Producteur exécutif:
Robert Townson
Chargé de la musique pour
Dimension Films:
Randy Spendlove
Music Business Affairs:
David Schulhof
Coordinateur du soundtrack:
Jessica Dolinger
Musique supervisée par:
Frank Fitzpatrick
Programmation synthétiseur:
Kenneth Burgomaster,
Arthur Schaer

Montage de la musique:
Chuck Martin
Assistant montage:
Tanya Noel Hill

Artwork and pictures (c) 1999 Miramax Films/Dimension Films. All rights reserved.

Note: **1/2
IN TOO DEEP
ORIGINAL MOTION PICTURE SOUNDTRACK
Music composed by Christopher Young
Pour son troisième long-métrage, 'In Too Deep' (Gangsta Cop), le réalisateur australien Michael Rymer s'intéresse à l'univers de l'infiltration policière, un sujet déjà abordé dans des polars tels que 'Donnie Brasco' (1997) ou 'Deep Cover' (1992).
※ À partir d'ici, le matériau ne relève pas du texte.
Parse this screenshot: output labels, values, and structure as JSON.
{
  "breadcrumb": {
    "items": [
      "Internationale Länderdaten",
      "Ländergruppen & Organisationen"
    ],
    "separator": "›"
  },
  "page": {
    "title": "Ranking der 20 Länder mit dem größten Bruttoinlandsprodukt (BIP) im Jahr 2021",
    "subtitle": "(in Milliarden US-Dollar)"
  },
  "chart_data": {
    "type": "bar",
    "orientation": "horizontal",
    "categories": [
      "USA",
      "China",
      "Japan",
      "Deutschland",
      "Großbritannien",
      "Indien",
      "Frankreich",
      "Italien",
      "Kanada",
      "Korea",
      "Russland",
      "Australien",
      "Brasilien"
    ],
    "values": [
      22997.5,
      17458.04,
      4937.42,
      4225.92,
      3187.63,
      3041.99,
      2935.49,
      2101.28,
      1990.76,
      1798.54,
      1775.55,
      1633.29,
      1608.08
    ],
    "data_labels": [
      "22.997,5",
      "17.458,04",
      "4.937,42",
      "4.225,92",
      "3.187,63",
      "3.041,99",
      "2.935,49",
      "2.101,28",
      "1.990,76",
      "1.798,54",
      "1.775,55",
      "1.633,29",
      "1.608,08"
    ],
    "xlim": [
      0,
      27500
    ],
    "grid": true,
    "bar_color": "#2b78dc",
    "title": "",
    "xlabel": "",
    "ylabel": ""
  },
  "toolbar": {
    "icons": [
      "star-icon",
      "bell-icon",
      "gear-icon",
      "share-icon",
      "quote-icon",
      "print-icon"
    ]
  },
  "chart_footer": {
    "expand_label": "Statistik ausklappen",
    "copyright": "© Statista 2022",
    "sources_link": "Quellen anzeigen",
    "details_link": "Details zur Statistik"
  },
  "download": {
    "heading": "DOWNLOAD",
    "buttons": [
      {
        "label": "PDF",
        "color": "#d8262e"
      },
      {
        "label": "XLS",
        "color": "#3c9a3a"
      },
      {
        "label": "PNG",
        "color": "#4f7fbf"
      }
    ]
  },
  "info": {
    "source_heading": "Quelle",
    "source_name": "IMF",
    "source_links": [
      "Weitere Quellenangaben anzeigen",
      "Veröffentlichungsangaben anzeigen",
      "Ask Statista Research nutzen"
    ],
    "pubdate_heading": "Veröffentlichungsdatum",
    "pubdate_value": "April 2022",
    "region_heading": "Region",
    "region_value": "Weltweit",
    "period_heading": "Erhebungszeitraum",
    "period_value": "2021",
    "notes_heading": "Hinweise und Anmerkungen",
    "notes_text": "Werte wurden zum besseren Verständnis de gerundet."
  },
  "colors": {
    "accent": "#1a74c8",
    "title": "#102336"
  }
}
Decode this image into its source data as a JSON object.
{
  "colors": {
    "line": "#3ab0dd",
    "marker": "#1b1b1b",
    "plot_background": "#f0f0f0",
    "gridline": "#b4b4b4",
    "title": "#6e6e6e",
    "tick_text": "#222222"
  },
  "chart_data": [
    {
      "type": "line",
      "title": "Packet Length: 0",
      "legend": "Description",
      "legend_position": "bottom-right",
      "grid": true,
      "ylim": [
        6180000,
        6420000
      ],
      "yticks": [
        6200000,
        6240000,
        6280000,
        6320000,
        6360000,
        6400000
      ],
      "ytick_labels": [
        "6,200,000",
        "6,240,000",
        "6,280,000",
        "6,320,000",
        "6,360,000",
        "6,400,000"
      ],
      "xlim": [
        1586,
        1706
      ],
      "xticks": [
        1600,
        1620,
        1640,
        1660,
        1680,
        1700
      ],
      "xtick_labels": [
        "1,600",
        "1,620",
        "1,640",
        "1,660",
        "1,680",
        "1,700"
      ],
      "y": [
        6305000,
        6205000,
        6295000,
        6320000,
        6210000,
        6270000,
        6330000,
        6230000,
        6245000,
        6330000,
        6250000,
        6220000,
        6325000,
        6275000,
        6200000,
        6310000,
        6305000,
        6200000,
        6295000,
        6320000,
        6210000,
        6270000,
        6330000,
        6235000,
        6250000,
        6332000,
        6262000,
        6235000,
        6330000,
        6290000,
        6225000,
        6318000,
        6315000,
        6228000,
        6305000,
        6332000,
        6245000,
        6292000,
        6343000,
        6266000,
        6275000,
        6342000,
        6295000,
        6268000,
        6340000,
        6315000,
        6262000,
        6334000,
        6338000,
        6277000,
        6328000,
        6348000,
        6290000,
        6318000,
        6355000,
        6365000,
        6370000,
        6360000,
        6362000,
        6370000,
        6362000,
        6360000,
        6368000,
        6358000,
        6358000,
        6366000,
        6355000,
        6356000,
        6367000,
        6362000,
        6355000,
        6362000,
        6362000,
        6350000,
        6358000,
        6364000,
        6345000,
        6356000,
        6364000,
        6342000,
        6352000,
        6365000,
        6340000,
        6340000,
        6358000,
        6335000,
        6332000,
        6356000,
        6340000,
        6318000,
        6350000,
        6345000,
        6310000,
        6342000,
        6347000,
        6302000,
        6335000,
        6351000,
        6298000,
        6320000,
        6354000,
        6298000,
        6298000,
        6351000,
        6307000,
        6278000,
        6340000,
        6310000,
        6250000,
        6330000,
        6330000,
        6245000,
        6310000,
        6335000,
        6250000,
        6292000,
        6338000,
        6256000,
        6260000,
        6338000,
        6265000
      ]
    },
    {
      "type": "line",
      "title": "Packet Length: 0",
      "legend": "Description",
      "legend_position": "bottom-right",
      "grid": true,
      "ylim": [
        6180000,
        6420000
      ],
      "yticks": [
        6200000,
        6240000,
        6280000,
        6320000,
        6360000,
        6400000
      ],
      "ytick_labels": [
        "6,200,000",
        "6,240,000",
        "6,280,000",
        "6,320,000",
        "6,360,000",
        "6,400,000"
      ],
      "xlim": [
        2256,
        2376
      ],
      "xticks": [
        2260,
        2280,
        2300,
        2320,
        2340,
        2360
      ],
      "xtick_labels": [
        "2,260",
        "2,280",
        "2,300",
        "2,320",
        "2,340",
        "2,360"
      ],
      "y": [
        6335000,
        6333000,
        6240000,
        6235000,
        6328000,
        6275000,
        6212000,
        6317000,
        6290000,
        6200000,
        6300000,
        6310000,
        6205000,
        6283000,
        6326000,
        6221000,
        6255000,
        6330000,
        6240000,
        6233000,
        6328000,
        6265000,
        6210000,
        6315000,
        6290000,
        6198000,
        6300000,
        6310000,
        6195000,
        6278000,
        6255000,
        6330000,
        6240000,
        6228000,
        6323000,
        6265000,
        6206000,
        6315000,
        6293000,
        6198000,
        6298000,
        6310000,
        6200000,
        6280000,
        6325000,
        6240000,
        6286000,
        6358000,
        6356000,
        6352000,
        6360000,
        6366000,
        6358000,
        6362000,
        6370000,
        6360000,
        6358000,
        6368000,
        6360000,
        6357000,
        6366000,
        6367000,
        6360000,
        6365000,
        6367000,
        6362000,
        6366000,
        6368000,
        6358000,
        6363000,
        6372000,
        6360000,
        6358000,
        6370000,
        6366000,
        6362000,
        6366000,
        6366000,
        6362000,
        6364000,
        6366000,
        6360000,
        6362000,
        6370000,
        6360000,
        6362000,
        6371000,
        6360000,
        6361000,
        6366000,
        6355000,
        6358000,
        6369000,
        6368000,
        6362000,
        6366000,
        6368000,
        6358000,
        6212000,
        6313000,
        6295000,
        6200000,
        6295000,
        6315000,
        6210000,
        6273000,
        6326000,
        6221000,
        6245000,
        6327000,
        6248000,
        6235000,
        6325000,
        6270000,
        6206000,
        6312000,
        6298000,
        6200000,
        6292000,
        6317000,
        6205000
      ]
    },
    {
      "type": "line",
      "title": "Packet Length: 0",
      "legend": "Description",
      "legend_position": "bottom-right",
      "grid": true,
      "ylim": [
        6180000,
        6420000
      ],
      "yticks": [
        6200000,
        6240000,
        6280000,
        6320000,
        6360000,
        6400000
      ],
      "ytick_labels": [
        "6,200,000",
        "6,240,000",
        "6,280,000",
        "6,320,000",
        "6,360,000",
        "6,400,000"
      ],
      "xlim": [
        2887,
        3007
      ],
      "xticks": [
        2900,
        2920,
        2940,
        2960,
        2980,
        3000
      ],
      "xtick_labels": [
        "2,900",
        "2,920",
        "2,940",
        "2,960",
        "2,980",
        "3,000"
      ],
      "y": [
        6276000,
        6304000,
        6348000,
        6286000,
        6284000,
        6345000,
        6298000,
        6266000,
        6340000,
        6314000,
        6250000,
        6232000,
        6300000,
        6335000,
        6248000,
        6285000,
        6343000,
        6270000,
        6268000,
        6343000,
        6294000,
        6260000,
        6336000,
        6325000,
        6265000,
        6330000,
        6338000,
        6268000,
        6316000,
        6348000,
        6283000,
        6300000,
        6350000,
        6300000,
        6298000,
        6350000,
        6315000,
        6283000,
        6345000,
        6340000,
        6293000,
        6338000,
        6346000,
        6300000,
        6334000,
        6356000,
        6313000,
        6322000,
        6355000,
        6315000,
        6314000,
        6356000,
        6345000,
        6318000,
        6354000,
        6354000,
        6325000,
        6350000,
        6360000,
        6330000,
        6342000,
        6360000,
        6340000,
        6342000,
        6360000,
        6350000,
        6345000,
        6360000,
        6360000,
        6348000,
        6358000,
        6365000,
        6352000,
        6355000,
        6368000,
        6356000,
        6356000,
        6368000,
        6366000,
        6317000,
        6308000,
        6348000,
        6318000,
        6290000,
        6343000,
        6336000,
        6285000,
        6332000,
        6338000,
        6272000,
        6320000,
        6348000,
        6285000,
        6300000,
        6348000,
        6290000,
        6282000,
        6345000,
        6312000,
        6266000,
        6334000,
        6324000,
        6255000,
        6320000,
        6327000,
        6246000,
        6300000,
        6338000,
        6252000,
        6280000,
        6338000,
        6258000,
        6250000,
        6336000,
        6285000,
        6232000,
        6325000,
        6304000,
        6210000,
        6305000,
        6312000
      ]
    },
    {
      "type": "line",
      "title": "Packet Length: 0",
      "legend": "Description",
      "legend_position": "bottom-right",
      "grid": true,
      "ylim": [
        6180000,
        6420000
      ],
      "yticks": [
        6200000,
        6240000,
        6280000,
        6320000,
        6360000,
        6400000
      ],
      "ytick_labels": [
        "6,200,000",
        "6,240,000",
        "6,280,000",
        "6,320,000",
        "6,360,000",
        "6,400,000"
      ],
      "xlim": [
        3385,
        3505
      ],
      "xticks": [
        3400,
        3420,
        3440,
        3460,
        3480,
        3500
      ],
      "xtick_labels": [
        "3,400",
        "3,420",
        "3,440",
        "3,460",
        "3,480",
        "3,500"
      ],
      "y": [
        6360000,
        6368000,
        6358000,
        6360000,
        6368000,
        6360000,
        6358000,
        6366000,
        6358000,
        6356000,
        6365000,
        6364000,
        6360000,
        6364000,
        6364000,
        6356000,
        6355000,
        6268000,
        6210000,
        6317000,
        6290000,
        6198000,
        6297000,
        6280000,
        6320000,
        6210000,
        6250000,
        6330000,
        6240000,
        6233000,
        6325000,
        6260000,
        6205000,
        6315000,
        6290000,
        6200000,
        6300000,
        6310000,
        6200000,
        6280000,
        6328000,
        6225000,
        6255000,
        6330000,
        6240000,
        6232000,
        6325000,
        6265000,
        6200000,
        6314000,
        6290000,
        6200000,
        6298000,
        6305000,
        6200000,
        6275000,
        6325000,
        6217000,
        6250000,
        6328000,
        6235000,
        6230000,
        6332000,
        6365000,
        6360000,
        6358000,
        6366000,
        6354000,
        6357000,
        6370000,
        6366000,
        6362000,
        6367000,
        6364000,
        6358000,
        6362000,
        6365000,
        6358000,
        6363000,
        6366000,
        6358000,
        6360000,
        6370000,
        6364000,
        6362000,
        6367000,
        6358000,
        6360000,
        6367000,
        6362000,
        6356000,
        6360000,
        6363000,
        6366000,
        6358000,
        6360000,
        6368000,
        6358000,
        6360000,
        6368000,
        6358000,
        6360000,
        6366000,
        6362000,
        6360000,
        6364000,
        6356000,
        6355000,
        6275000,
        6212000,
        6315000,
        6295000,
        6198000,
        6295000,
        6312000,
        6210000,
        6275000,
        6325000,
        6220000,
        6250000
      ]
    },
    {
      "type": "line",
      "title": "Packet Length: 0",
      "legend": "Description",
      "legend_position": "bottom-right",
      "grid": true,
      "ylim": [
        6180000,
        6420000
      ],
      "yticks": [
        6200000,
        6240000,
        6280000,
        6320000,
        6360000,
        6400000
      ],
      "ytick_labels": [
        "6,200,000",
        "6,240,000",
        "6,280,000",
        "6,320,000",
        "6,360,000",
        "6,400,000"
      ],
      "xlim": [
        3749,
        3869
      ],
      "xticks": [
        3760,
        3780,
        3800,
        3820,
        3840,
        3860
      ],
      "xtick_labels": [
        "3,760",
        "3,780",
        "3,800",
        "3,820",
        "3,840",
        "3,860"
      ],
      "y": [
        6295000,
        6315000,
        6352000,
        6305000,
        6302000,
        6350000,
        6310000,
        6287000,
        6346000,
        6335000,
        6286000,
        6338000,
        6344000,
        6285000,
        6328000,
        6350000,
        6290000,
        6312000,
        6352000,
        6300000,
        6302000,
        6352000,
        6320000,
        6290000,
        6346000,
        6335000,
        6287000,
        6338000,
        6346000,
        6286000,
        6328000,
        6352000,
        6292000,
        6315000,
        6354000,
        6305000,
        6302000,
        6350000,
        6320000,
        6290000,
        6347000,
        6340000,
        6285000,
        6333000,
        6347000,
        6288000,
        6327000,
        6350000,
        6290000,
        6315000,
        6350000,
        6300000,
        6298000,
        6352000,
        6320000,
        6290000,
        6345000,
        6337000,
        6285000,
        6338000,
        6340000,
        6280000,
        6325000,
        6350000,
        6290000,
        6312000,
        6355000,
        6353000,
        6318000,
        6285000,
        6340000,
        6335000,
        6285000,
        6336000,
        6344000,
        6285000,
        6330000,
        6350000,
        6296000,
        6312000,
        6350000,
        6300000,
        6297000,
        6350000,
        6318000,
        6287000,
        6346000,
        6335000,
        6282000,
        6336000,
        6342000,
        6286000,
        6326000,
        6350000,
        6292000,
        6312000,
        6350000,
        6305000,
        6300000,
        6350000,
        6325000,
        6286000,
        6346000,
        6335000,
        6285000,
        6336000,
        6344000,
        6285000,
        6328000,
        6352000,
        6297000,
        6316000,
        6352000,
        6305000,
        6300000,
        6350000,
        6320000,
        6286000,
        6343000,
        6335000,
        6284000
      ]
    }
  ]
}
S'inspirant d'une histoire vraie, Rymer évoque le parcours agité de Jeffrey Cole (Omar Epps), un jeune flic noir en mission d'infiltration dans un important cartel de la drogue à Cincinnati dominé par Dwayne Gittens (LL Cool J), un grand baron de la drogue que tous les caïds de la ville surnomment 'Dieu', responsable de 80% des crimes à Cincinnati. Pour Jeffrey devenu Jeff Reid, la mission est simple: il s'agit d'infiltrer la bande à Dieu et d'obtenir sa confiance afin de permettre à la police d'obtenir suffisamment de preuve pour le mettre définitivement hors d'état de nuire et porter ainsi un coup fatal à l'un des plus gros réseaux de drogue de tout le pays. Mais pour le jeune Jeffrey, devenu accroc à sa mission, l'infiltration est plus qu'un simple objectif, c'est un véritable credo, une guerre contre le crime qu'il s'est juré de mener, lui qui a grandit dans les ghettos noirs américains et qui a connu des jeunes tués par la drogue et le crime organisé. Mais sa mission l'amène encore plus loin qu'il n'aurait du aller, jusqu'au point critique de non-retour où il finit par ne plus pouvoir faire la différence entre la réalité et le personnage qu'il s'est inventé. Non seulement Jeffrey met sa vie en jeu, mais sa personnalité souffre d'un dédoublement particulièrement éprouvant, au point de risquer de devenir comme ceux qu'il infiltre depuis de nombreux mois déjà. Même son supérieur, Preston D'Ambrosio (Stanley Tucci), n'arrive pas à le retirer de cette mission, sachant pertinemment qu'il est le seul à être allé aussi loin et qu'il est aussi le seul à pouvoir mener à bien cette guerre contre le crime.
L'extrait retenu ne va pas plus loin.